Анна Яковлевна не решалась спросить, что всё это значит, кто он такой. Офицер снял фуражку, щёлкнул каблуками и представился. Прошу, пробормотала она на языке, которым не пользовалась полвека. Вошли в комнату, он окинул стены светлым, льдистым взглядом, Анна Яковлевна взяла у него фуражку, он сбросил собачью шинель на диван, пригладил светлые волосы. Офицер сидел на низком диване, расставив ноги в узких глянцевых сапогах, на нём был голубовато-серый мундир с красной орденской ленточкой между серебристыми пуговицами, что-то вроде вензеля на узких погонах. Чёрносеребряная нашивка над правым карманом: орёл с геометрическими крыльями и свастика. Она не верила своим глазам, не верила ушам.

Офицер спросил: «Откуда это у вас?» Он смотрел на картину в углу между окном и комодом.

Анна Яковлевна не нашлась, что ответить, и пожала плечами.

«Оригинал?
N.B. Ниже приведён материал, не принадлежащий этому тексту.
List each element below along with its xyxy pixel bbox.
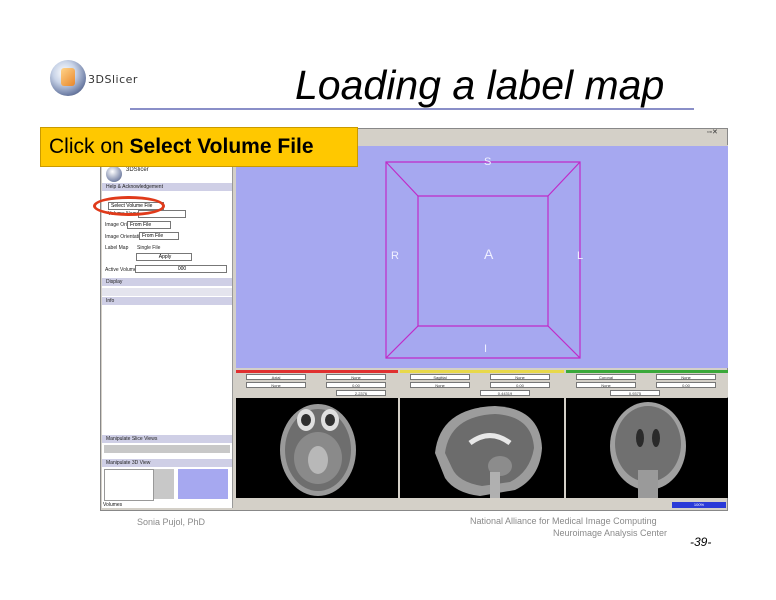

Вы знаете, что это за художник?»

Она пролепетала что-то.

«Правильно. Лео Пуц. Das Mädchen im Glas[14]. Мюнхенская школа... — Он добавил после некоторого молчания: — Довольно странное соседство, вы не находите?»

Она не поняла.

«Я говорю, странное соседство. — Он показал на икону в другом углу. — Византийская Богоматерь и эта юная дама в бокале».

Анна Яковлевна сжала виски ладонями, ощупала узелок волос на затылке, послушайте, пролепетала она. Офицер взирал на неё несколько иронически.

«Послушайте... Может, это всё-таки ошибка?»

Она чуть не спросила: может быть, вы мне снитесь?

«Вы имеете в виду...?»

«Я ничего не понимаю».

«Включите радио».

Она возразила: радио не работает.

«А вы попробуйте».

Музыка, металлический голос диктора. Гость встал и повернул винт; чёрный рупор умолк. Офицер опустился на диван. Есть ли кто-нибудь ещё в квартире, спросил он. Анна Яковлевна покачала головой. Выходит ли она из дому, известно ли ей, что происходит в городе?